Our goal with the project is that users will only need to modify the file config.json to define the data products stored on the SDS, and the rest should be mission agnostic.
- AWS CLI download link
- nodejs download link
- Docker download link
The code in this repository takes the form of an AWS CDK project. It provides the architecture for:
- An HTTPS API to upload files to an S3 bucket (in development)
- An S3 bucket to contain uploaded files
- An HTTPS API to query and download files from the S3 bucket (in development)
- A lambda function that inserts file metadata into an opensearch instance
- A Cognito User Pool that keeps track of who can access the restricted APIs.
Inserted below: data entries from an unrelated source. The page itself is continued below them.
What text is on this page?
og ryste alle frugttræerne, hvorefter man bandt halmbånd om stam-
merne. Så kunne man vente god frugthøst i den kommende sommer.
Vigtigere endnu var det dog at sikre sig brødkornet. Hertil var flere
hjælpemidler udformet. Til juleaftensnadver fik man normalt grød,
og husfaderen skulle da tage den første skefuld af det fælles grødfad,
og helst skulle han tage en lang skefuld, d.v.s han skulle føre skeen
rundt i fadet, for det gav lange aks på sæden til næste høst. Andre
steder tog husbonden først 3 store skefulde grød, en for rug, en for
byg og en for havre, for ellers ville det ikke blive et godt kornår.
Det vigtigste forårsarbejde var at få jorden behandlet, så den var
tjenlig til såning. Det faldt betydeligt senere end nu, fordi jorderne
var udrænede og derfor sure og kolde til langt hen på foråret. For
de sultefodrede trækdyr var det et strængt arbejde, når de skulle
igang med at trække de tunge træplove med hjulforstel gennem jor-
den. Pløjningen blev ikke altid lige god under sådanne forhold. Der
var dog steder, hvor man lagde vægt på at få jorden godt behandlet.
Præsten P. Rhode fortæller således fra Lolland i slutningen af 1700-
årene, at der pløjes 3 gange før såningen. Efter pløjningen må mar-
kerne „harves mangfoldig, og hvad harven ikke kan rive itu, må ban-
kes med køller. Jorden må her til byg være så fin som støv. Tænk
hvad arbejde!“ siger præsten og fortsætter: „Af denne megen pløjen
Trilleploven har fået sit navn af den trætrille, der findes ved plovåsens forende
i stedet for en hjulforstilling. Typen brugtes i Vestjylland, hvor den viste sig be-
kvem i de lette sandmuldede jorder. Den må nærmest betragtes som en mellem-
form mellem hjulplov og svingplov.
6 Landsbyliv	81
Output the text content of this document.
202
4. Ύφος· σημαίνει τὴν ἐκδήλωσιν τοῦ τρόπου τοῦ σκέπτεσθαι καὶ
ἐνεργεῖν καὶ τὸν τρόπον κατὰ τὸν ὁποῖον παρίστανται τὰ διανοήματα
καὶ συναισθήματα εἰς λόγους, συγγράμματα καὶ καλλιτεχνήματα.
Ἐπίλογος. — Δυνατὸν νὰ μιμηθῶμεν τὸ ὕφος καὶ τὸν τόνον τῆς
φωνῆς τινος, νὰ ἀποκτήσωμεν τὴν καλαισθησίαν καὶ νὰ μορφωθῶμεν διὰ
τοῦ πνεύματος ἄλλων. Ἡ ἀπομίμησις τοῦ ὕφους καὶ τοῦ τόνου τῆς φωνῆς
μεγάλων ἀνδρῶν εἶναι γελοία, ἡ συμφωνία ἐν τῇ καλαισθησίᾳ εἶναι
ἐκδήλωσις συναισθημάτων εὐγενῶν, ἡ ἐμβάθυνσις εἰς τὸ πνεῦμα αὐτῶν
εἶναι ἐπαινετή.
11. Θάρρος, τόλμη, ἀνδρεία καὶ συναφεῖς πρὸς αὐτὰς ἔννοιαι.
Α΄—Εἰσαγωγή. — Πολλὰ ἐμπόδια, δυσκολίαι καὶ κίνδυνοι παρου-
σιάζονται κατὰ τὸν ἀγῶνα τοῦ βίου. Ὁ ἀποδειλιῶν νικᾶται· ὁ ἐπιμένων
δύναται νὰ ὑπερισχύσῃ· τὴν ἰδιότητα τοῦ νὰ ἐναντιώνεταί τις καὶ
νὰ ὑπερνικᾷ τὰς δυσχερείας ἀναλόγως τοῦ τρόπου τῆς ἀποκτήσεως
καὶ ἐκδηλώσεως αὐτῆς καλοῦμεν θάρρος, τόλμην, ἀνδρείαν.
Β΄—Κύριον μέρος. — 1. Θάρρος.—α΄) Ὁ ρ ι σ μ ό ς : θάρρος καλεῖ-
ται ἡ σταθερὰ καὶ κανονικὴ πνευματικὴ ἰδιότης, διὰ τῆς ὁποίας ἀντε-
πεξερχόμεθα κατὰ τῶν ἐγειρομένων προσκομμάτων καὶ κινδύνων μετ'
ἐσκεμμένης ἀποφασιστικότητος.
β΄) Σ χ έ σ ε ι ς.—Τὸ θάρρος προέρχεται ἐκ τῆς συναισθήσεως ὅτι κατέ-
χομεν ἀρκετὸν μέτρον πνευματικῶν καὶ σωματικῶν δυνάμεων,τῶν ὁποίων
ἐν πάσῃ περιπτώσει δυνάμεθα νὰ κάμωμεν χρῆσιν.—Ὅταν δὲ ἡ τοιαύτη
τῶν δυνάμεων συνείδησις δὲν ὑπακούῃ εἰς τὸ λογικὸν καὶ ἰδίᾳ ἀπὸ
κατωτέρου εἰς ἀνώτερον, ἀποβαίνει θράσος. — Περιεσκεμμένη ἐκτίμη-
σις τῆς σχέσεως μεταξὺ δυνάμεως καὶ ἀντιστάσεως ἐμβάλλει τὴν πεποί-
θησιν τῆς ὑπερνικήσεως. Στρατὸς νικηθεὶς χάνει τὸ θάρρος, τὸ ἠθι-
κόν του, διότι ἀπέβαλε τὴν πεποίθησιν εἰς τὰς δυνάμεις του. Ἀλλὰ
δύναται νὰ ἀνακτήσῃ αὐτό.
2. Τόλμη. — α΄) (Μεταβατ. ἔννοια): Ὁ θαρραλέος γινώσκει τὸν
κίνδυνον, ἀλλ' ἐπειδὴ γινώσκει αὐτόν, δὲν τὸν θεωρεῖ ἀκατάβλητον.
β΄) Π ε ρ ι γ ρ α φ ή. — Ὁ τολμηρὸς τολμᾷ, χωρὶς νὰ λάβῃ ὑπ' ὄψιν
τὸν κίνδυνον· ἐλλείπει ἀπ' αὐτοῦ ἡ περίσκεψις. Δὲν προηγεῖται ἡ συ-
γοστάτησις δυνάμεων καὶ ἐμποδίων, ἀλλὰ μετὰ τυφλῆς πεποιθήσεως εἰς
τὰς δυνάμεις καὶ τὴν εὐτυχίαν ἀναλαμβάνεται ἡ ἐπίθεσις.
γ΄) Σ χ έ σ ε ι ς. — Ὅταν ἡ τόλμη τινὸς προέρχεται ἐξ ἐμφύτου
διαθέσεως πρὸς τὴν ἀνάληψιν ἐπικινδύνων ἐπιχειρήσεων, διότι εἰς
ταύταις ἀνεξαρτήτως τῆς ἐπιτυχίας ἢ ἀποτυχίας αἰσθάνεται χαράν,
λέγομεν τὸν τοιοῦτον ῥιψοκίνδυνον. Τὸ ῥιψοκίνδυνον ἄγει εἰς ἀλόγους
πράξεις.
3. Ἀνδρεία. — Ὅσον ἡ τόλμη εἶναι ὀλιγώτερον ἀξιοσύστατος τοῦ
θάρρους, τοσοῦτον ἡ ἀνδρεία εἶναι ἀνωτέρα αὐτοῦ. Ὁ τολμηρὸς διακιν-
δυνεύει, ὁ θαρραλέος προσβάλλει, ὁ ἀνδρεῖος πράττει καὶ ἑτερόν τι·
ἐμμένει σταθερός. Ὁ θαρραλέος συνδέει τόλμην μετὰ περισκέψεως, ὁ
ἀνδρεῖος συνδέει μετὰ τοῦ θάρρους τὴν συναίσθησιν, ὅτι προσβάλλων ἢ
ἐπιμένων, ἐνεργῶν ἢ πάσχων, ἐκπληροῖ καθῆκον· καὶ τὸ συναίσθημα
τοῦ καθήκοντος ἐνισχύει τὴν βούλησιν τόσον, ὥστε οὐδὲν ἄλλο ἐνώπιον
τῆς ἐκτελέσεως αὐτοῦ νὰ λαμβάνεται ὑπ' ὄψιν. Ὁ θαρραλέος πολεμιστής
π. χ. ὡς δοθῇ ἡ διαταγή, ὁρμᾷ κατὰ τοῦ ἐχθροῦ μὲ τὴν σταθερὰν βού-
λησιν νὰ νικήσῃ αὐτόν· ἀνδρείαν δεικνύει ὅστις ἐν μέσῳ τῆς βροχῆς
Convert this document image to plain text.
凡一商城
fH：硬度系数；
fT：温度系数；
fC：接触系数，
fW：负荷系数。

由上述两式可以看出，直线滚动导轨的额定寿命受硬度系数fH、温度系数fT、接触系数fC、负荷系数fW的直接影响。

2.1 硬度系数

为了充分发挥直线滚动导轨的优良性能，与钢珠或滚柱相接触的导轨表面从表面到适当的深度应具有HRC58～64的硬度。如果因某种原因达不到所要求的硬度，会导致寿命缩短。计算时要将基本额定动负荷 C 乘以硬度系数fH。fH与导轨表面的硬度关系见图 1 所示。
The development environment uses a GitHub codespace, to ensure that we're all using the proper libraries as we develop and deploy.
Everyone gets 50 free hours per month of github Codespace time. Alternatively, your organization can pay for it to run longer than this.
To start a new development environment, click the button for "Code" in the upper right corner of the repository, and click "Codespaces".
If you are running locally, you will need to install cdk and poetry.
If you're running locally, you can install the Python requirements with Poetry:
poetry install
To install all extras
poetry install --all-extras
This will install the dependencies from poetry.lock
, ensuring that consistent versions are used. Poetry also provides a virtual environment, which you will have to activate.
poetry shell
If running in codespaces, this should already be done.
You may also need to set the CDK_DEFAULT_ACCOUNT
environment variable.
NOTE-- For new AWS users, you'll need to make certain the AWS Cloud Development Kit is installed:
nvm use <version>
npm install -g aws-cdk
NOTE-- If this is a brand-new AWS account (IMPORTANT: new account, not new user), then you'll need to bootstrap your account to allow CDK deployment with the command:
cdk bootstrap
If you get errors with the 'cdk bootstrap' command, running with -v
will provide more information.
Codespaces actually comes with a fully functional virtual desktop. To open, click on the "ports" tab and then "open in new browser". The default password is "vscode".
Inside of the "scripts" folder is a python script you can use to call the APIs. It is completely independent of the rest of the project, so you should be able to pull this single file out and run it anywhere. It only depends on basic python libraries.
Unfortunately right now you need to "hard code" in the lambda API URL and the Cognito App Client at the top of the file after every build. I'm hoping in the future to determine a better way to automate this.